PdT : l’expectative après l’euphorie
Les Marchés : Comment qualifieriez vous la campagne française de pommes de terre de conservation 2006-2007 ?
J.L Gosselin : La campagne 2006-2007 a été réellement exceptionnelle, avec un record absolu de l'exportation (1 800 000 tonnes !), une atténuation de la baisse des achats des ménages, et même un redressement en fin de campagne, et des prix très élevés. La raison : la sécheresse de l'été 2006 et la baisse de récolte en Europe. Incontestablement, la hausse des prix a profité à toute la filière (+20 à +40% au stade expédition, et même plus pour les basiques comme Bintje), et a été répercuté plutôt modérément en distribution (+10 à +20%), sans donc gêner les ventes.
LM : Le panel Secodip sur les achats de pommes de terre par les ménages indiquait dès les derniers mois de la campagne écoulée un ralentissement de la baisse de la consommation.

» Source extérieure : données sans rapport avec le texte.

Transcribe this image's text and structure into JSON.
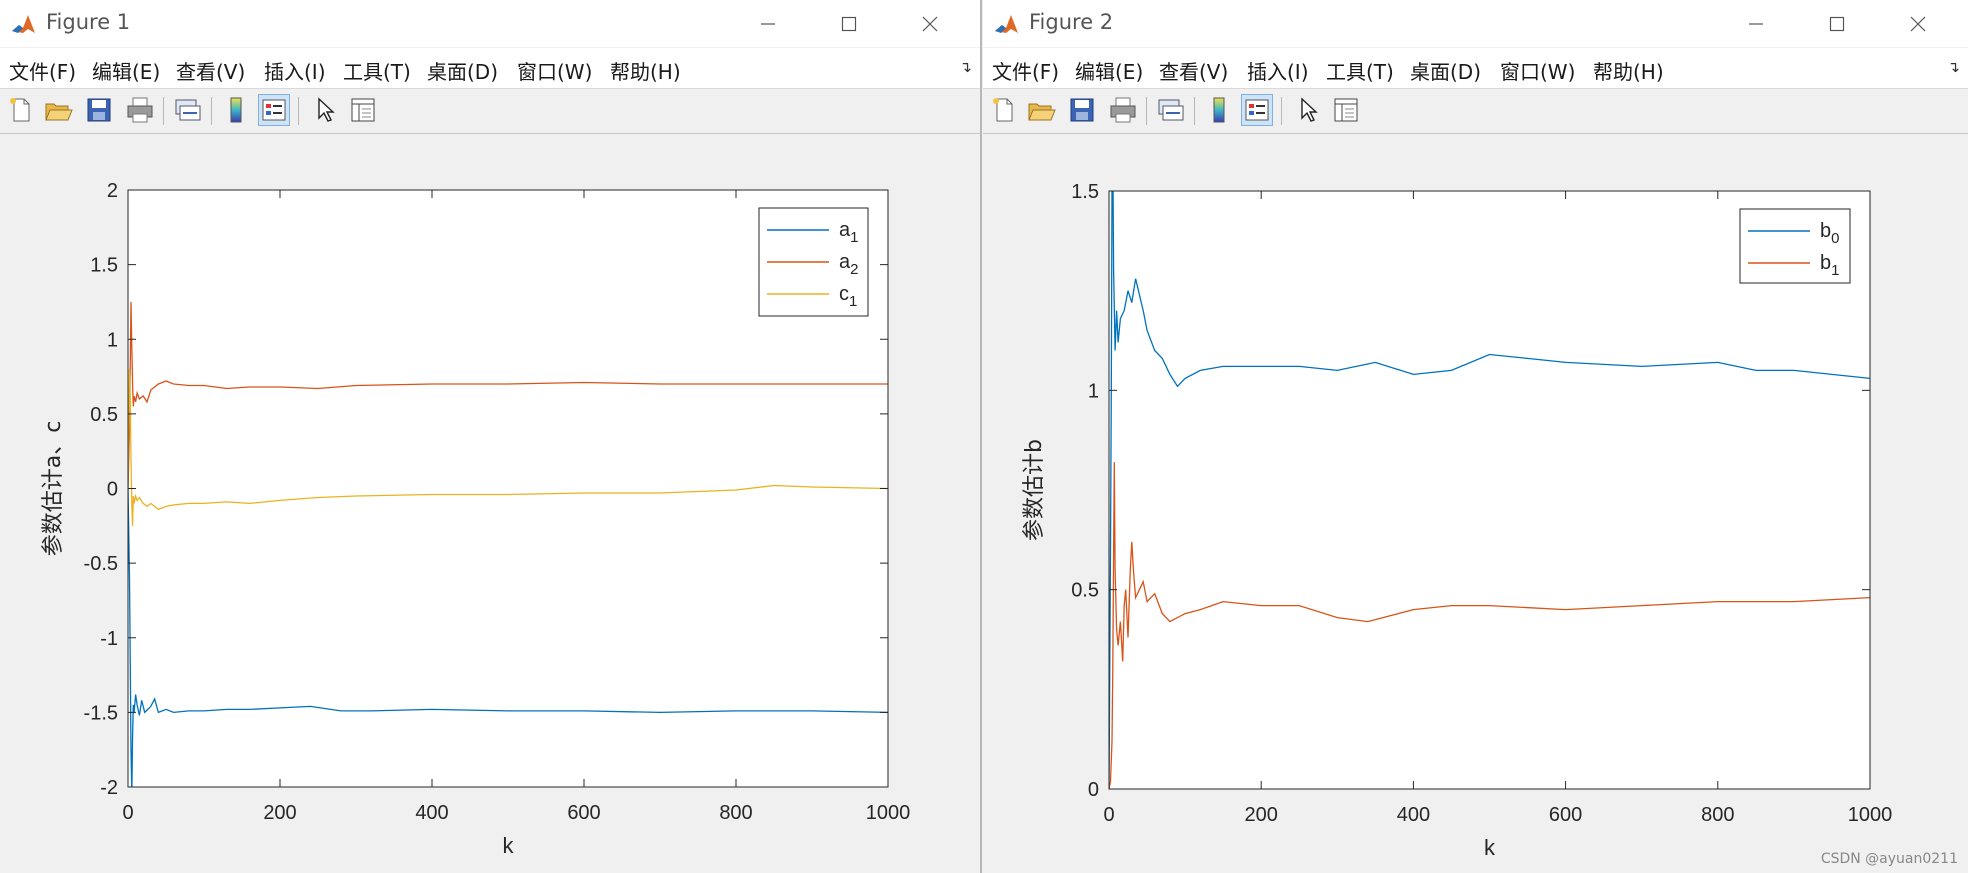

Pour la première fois depuis plusieurs années, la même source constate un redressement assez spectaculaire, de l’ordre de +6 %, pour la période de juillet à novembre derniers par rapport à la période correspondante de l’an dernier. S’agit-il, à votre avis, d’un véritable renversement de tendance durable ou bien d’une évolution conjoncturelle ?
J-L. G : On avait déjà constaté un redressement en fin de campagne passée, et le début de la campagne actuelle est dans cette tendance, avec un net renforcement (+10% en novembre !). On peut apporter quelques explications à cette reprise : la faiblesse de la production des jardins à cause du mildiou, bien sûr, et aussi la baisse des prix de la pomme de terre (-10 % par rapport à 2006), phénomène favorable alors que l’on parle de la hausse du prix des pâtes et du pain, sans oublier les stupidités que l’on continue à entendre sur la soi disant cherté des fruits et légumes.
Il faut aussi tenir compte, je pense, de la poursuite du travail de la filière sur la présentation, les packagings, l’information et la publi-promotion.
Une vocation exportatrice
LM : L’une des caractéristiques fondamentales du marché français de la pomme de terre de conservation est la progression régulière ces dernières années de l’exportation qui représente actuellement plus du tiers de notre production nationale. Campagnes après campagnes, les records des sorties sont battus ; peut-on espérer progresser encore longtemps ?
J-L.G : Il y a eu conjonction de deux phénomènes dans la progression des exportations depuis quelques années. Une tendance de fond d’abord (en Espagne par exemple mais pas seulement) qui voit les producteurs locaux abandonner une culture trop difficile pour eux compte tenu de leurs sols et de leurs conditions climatiques, au profit d’autres spéculations. La pomme de terre française y prend la place des locales, d’autant que sa qualité satisfait mieux les demandes actuelles de la distribution, dont les ventes progressent. Mais il y a eu aussi des facteurs conjoncturels, climatiques (gels, sécheresses, inondations…) qui depuis 10 ans touchent les pays les uns après les autres et dont profite la France, bien placée géographiquement, plutôt épargnée jusqu’ici et dont la technicité des producteurs permet d’être présent sur toute une campagne.
On ne maintiendra donc pas toujours les mêmes tonnages à l’exportation, mais le niveau « normal » a dû doubler depuis 10 ans et doit se situer aujourd’hui à plus de 1 200 000 tonnes.
LM : Nous approchons de la deuxième partie de l’actuelle campagne . Quel bilan tirer de la première et que laisse-t-il présager pour la suite de la saison ?
J-L.G : Nous ne disposons de chiffres que jusqu’à fin octobre ou novembre au mieux ; il est donc un peu tôt pour dire quel profil aura cette campagne. Le début en est cependant difficile avec des problèmes en culture, une pression sur les prix, sans parler des difficultés de transport à l’export. Le potentiel existe cependant pour une campagne relativement équilibrée au niveau européen, si l’on parvient à maîtriser la qualité.